I’ve been living in Soho, and I will admit: occasionally the models get to me. (Okay, it’s technically the Lower East Side, but being from the Midwest, I like to consider it Soho.) I waver between two opposing extremes, body negative and body positive, both near-delusions:
☹️ Stumbling along, like I’m just learning to walk, while these women (10 years my junior) prance down the street.
😊 Seeing the same avocados in a model’s shopping basket and logically concluding that we are basically both models.
☹️ Googling how to open one’s growth plates in order to grow a foot taller.
😊 Noticing that I have the same handbag as that model. Taking that as confirmation that we are basically both models, and who needs a contract for confirmation anyway?
☹️ Wanting to reach out to touch the long flowing manes of these unicorns, stopping myself, and petting a puppy instead.
😊 Noticing that we both have two eyes, a nose, and a mouth, i.e. we are the same.
☹️ Feeling small as a shoulder grazes my ear.
😊 Feeling tall as I spot them at a distance and think, “it’s only a few inches difference.”
☹️ Wishing it was 200 years ago or whenever my body habitus was the best to slay (literally).
😊 Feeling cool that I get to live in this neighborhood full of attractive people, you know, people like me.
☹️ Wishing I was Scandinavian.
😊 Feeling smug and unique about my low cheekbones.
☹️ Questioning the baguette I am eating which looks suspiciously like a model’s arm.
😊 Responding to that tourist who asks me for directions, OMG thank you! You think I’m from here!

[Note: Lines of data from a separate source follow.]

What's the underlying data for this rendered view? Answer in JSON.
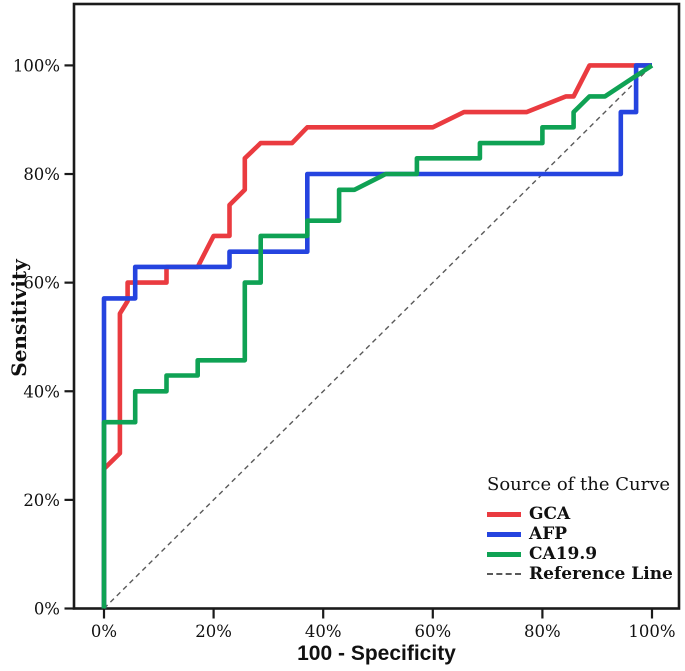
{
  "chart_data": {
    "type": "line",
    "title": "",
    "xlabel": "100 - Specificity",
    "ylabel": "Sensitivity",
    "xlim": [
      0,
      100
    ],
    "ylim": [
      0,
      100
    ],
    "grid": false,
    "units": "percent",
    "axes": {
      "x": {
        "tick_values": [
          0,
          20,
          40,
          60,
          80,
          100
        ],
        "tick_labels": [
          "0%",
          "20%",
          "40%",
          "60%",
          "80%",
          "100%"
        ]
      },
      "y": {
        "tick_values": [
          0,
          20,
          40,
          60,
          80,
          100
        ],
        "tick_labels": [
          "0%",
          "20%",
          "40%",
          "60%",
          "80%",
          "100%"
        ]
      }
    },
    "legend": {
      "title": "Source of the Curve",
      "position": "lower-right"
    },
    "series": [
      {
        "name": "GCA",
        "color": "#ea3b40",
        "style": "solid",
        "points": [
          [
            0,
            0
          ],
          [
            0,
            25.7
          ],
          [
            2.9,
            28.6
          ],
          [
            2.9,
            54.3
          ],
          [
            4.3,
            56.6
          ],
          [
            4.3,
            60
          ],
          [
            11.4,
            60
          ],
          [
            11.4,
            62.9
          ],
          [
            17.1,
            62.9
          ],
          [
            20,
            68.6
          ],
          [
            22.9,
            68.6
          ],
          [
            22.9,
            74.3
          ],
          [
            25.7,
            77.1
          ],
          [
            25.7,
            82.9
          ],
          [
            28.6,
            85.7
          ],
          [
            34.3,
            85.7
          ],
          [
            37.1,
            88.6
          ],
          [
            60,
            88.6
          ],
          [
            65.7,
            91.4
          ],
          [
            77.1,
            91.4
          ],
          [
            84.3,
            94.3
          ],
          [
            85.7,
            94.3
          ],
          [
            88.6,
            100
          ],
          [
            100,
            100
          ]
        ]
      },
      {
        "name": "AFP",
        "color": "#2544df",
        "style": "solid",
        "points": [
          [
            0,
            0
          ],
          [
            0,
            57.1
          ],
          [
            5.7,
            57.1
          ],
          [
            5.7,
            62.9
          ],
          [
            22.9,
            62.9
          ],
          [
            22.9,
            65.7
          ],
          [
            37.1,
            65.7
          ],
          [
            37.1,
            80
          ],
          [
            94.3,
            80
          ],
          [
            94.3,
            91.4
          ],
          [
            97.1,
            91.4
          ],
          [
            97.1,
            100
          ],
          [
            100,
            100
          ]
        ]
      },
      {
        "name": "CA19.9",
        "color": "#0fa254",
        "style": "solid",
        "points": [
          [
            0,
            0
          ],
          [
            0,
            34.3
          ],
          [
            5.7,
            34.3
          ],
          [
            5.7,
            40
          ],
          [
            11.4,
            40
          ],
          [
            11.4,
            42.9
          ],
          [
            17.1,
            42.9
          ],
          [
            17.1,
            45.7
          ],
          [
            25.7,
            45.7
          ],
          [
            25.7,
            60
          ],
          [
            28.6,
            60
          ],
          [
            28.6,
            68.6
          ],
          [
            37.1,
            68.6
          ],
          [
            37.1,
            71.4
          ],
          [
            42.9,
            71.4
          ],
          [
            42.9,
            77.1
          ],
          [
            45.7,
            77.1
          ],
          [
            51.4,
            80
          ],
          [
            57.1,
            80
          ],
          [
            57.1,
            82.9
          ],
          [
            68.6,
            82.9
          ],
          [
            68.6,
            85.7
          ],
          [
            80,
            85.7
          ],
          [
            80,
            88.6
          ],
          [
            85.7,
            88.6
          ],
          [
            85.7,
            91.4
          ],
          [
            88.6,
            94.3
          ],
          [
            91.4,
            94.3
          ],
          [
            100,
            100
          ]
        ]
      },
      {
        "name": "Reference Line",
        "color": "#595959",
        "style": "dashed",
        "points": [
          [
            0,
            0
          ],
          [
            100,
            100
          ]
        ]
      }
    ]
  }
}
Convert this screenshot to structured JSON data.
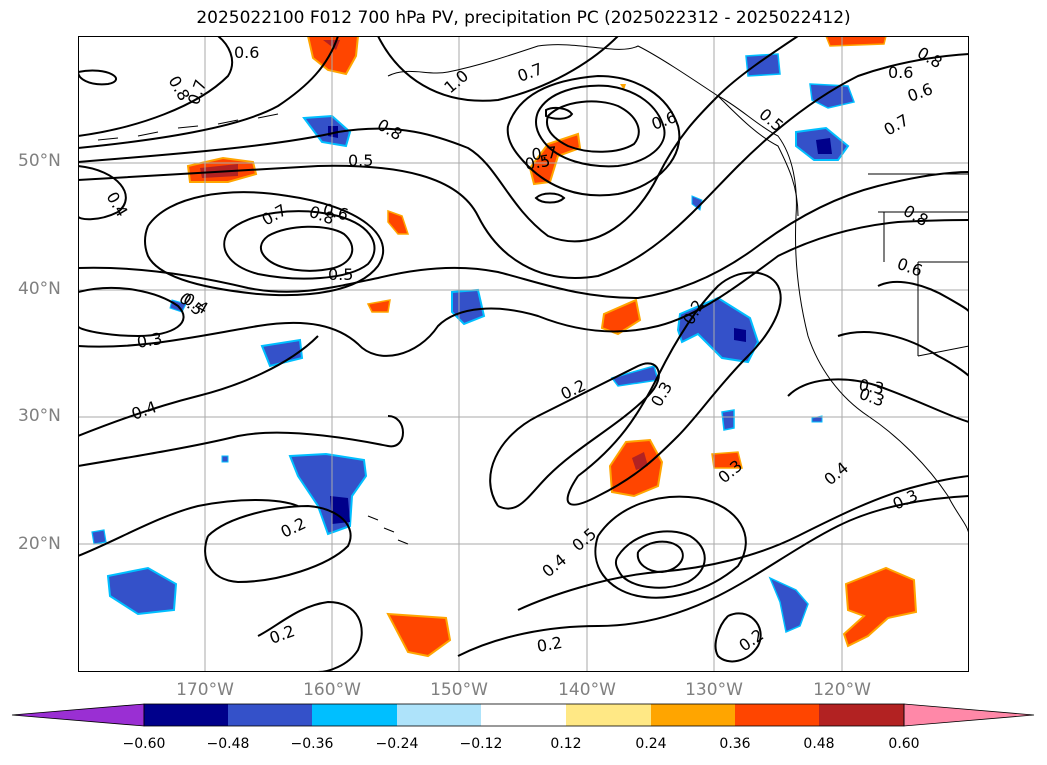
{
  "title": "2025022100 F012 700 hPa PV, precipitation PC (2025022312 - 2025022412)",
  "map": {
    "lat_labels": [
      "50°N",
      "40°N",
      "30°N",
      "20°N"
    ],
    "lon_labels": [
      "170°W",
      "160°W",
      "150°W",
      "140°W",
      "130°W",
      "120°W"
    ],
    "contour_labels": [
      "0.6",
      "0.8",
      "0.7",
      "1.0",
      "0.7",
      "0.8",
      "0.6",
      "0.8",
      "0.5",
      "0.5",
      "0.6",
      "0.7",
      "0.4",
      "0.5",
      "0.7",
      "0.6",
      "0.5",
      "0.4",
      "0.3",
      "0.4",
      "0.2",
      "0.2",
      "0.3",
      "0.3",
      "0.2",
      "0.4",
      "0.5",
      "0.2",
      "0.2",
      "0.3",
      "0.4",
      "0.3",
      "0.8",
      "0.6",
      "0.2",
      "0.6",
      "0.7",
      "0.8",
      "0.5",
      "0.3"
    ],
    "grid": true,
    "colors": {
      "coast": "#000000",
      "grid": "#aaaaaa",
      "lat_lon_labels": "#808080"
    }
  },
  "colorbar": {
    "tick_labels": [
      "−0.60",
      "−0.48",
      "−0.36",
      "−0.24",
      "−0.12",
      "0.12",
      "0.24",
      "0.36",
      "0.48",
      "0.60"
    ],
    "levels": [
      -0.6,
      -0.48,
      -0.36,
      -0.24,
      -0.12,
      0.12,
      0.24,
      0.36,
      0.48,
      0.6
    ],
    "colors": [
      "#9a2fd3",
      "#00008b",
      "#3451c9",
      "#00bfff",
      "#aee3fa",
      "#ffffff",
      "#ffe885",
      "#ffa500",
      "#ff4500",
      "#b22222",
      "#ff88a8"
    ],
    "extend": "both"
  }
}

So is this daily dose of models good for me? I could argue that the impact on my opinion of my looks evens out in the end. Sometimes I come out on top (thanks social comparison theory), other times they do (hello, body image). What is clear, though, is that over and over, I am exercising and strengthening the path in my brain that says: Compare yourself to them, that’s how you will know your worth.
Obviously, this can open a deep, dark rabbit hole of feeling super ugly and/or becoming a mean girl. Nowadays, we’ve all heard that comparing and judging are bad and that we should just be our best selves and feel good about this. Ideally? Sure. Realistically? It’s hard to imagine a world in which we never compare ourselves, whether to our past selves, role models, or people running in the same direction. Comparing can be helpful, like in running from danger (or towards the free food), but it can be harmful if our sense of self is very vulnerable.
In this situation, comparing myself to models is pretty pointless (super pointless). Eventually, eliminating “the model” as an ideal and finding satisfaction in my current state of being would cut off the impulse in the first place. In the meantime, how to start weakening this pathway? When I’m walking outside, I will practice thinking differently—being present, noticing each person, and enjoying the diversity that I am lucky to be surrounded by, a land of unicorns.